While we acknowledge the important role of Bretton Woods Institutions, results will always take place at the country level and the countries themselves have to take the lead in advancing the reform agenda.

Lessons from DRC

When you elevated me to this Chair last year, you not only honored me personally, but you also honored my country, the Democratic Republic of the Congo. I would like to take this opportunity to share with you a lesson or two from my experience in managing a strong partnership that my country has built with the Bretton Woods Institutions in the last few years.

For a decade, my country was affected by armed conflicts and natural disasters, which led to millions of fatalities and enormous collateral damage. As was to be anticipated, political divisions and disastrous economic consequences ensued. In spite of these difficult conditions, the Government decided to adopt, with the IMF’s technical assistance, followed by the Bank’s financial support, a staff monitored program (SMP) aimed at breaking the long standing hyper-inflation cycle and introducing rigorous monetary and budgetary policies along with a set of first generation structural reforms.

The outcome was outstanding. The budget’s deficit, which varied between -3 and -7 percent of GDP during the 90s, turned into a surplus of 0.6 percent of GDP by 2001. Inflation dropped from 600 percent per annum through the 90s down to 135 percent in 2001 and to 16 percent in 2002. Real GDP growth reached 3 percent, turning positive for the first time in 10 years.

In June 2002 based on the success of the SMP, the country adopted a three-year economic growth and poverty reduction program. A year and a half later, DRC reached a Decision Point under the Heavily Indebted Poor Countries (HIPC) Initiative. As we speak today, the country is striving to finalize the Poverty Reduction Strategy Paper (PRSP) and is determined to move to the Completion Point by 2006.

In this regard, I just want to draw one or two lessons from my country’s experience. First, conflict affected countries are faced with a double challenge: the population lives in great misery and the state is almost nonexistent. The first order of business must therefore be the restoration of peace, within and outside the borders. This can only be achieved with the help of and under the leadership of the international community. A second lesson concerns the magnitude of aid and the quickness with which aid is delivered. The faster and the deeper aid is delivered the faster one can stop the deterioration in economic indicators and ultimately the faster poverty reduction can be achieved.
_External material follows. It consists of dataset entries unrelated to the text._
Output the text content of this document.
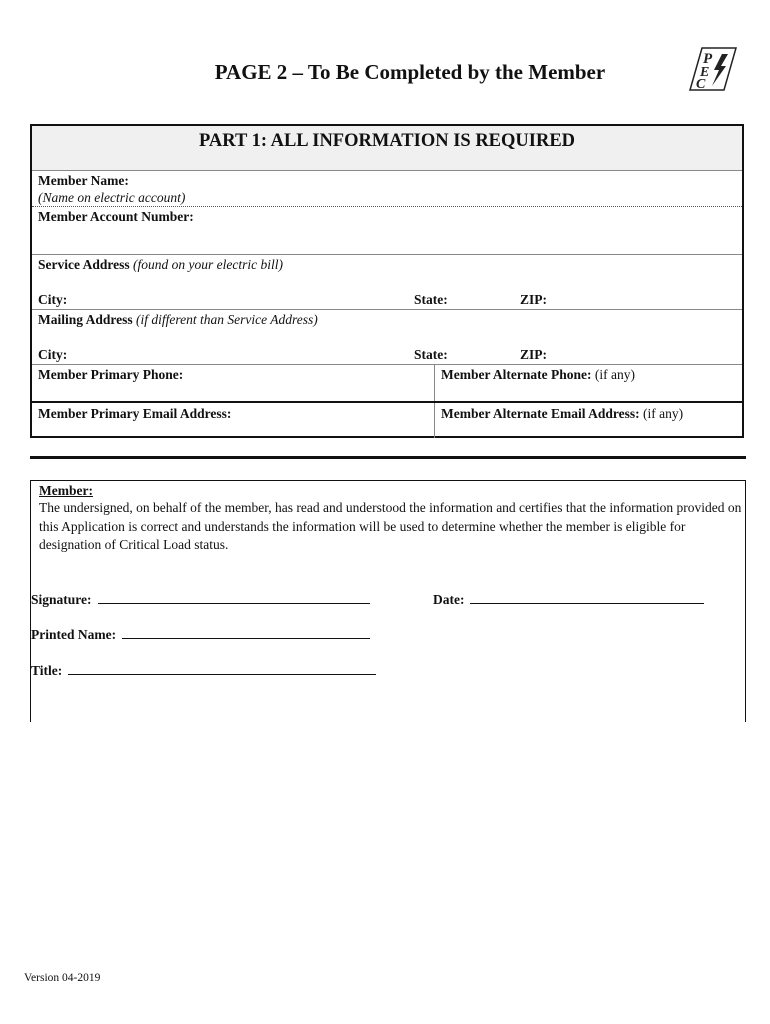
PAGE 2 – To Be Completed by the Member
P
E
C
PART 1: ALL INFORMATION IS REQUIRED
Member Name:
(Name on electric account)
Member Account Number:
Service Address (found on your electric bill)
City:	State:	ZIP:
Mailing Address (if different than Service Address)
City:	State:	ZIP:
Member Primary Phone:	Member Alternate Phone: (if any)
Member Primary Email Address:	Member Alternate Email Address: (if any)
Member:
The undersigned, on behalf of the member, has read and understood the information and certifies that the information provided on this Application is correct and understands the information will be used to determine whether the member is eligible for designation of Critical Load status.
Signature:	Date:
Printed Name:
Title:
Version 04-2019
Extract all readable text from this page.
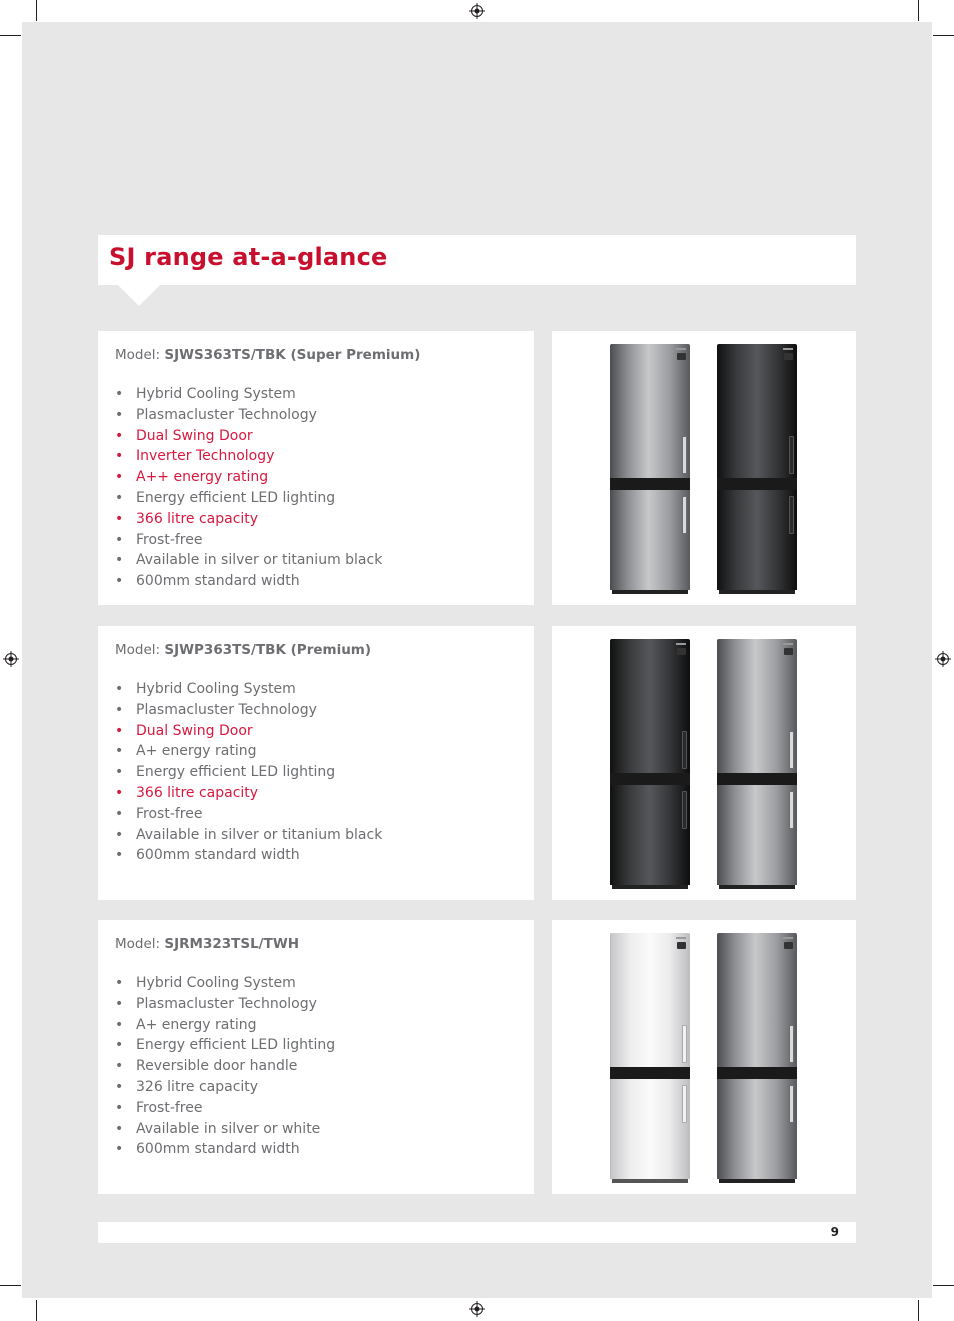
SJ range at-a-glance
Model: SJWS363TS/TBK (Super Premium)
• Hybrid Cooling System
• Plasmacluster Technology
• Dual Swing Door
• Inverter Technology
• A++ energy rating
• Energy efficient LED lighting
• 366 litre capacity
• Frost-free
• Available in silver or titanium black
• 600mm standard width
Model: SJWP363TS/TBK (Premium)
• Hybrid Cooling System
• Plasmacluster Technology
• Dual Swing Door
• A+ energy rating
• Energy efficient LED lighting
• 366 litre capacity
• Frost-free
• Available in silver or titanium black
• 600mm standard width
Model: SJRM323TSL/TWH
• Hybrid Cooling System
• Plasmacluster Technology
• A+ energy rating
• Energy efficient LED lighting
• Reversible door handle
• 326 litre capacity
• Frost-free
• Available in silver or white
• 600mm standard width
9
Third and last lesson, no program can be accomplished successfully in the absence of ownership of the program by the leadership and if certain norms of good governance and transparency are not met.


Those are the few thoughts I wanted to share with you on several important issues we are going to discuss, among others, in the course of our meetings—the global macroeconomic situation, trade, assistance to low-income countries, with special focus on Africa and lessons to be learned from specific country experience, as well the achievement of the Millennium Development Goals.

The international community set the stage by the endorsement of the Millennium Development Goals that pledged to substantially reduce poverty in the developing world by 2015. The leaders of developing countries have responded with an impressive commitment to pursue economic and political reforms. While bold statements have been made on both sides, the world is now expecting bold action.

Let us now turn to the work at hand. I hereby declare the 2005 Annual Meetings of the World Bank Group and the International Monetary Fund open.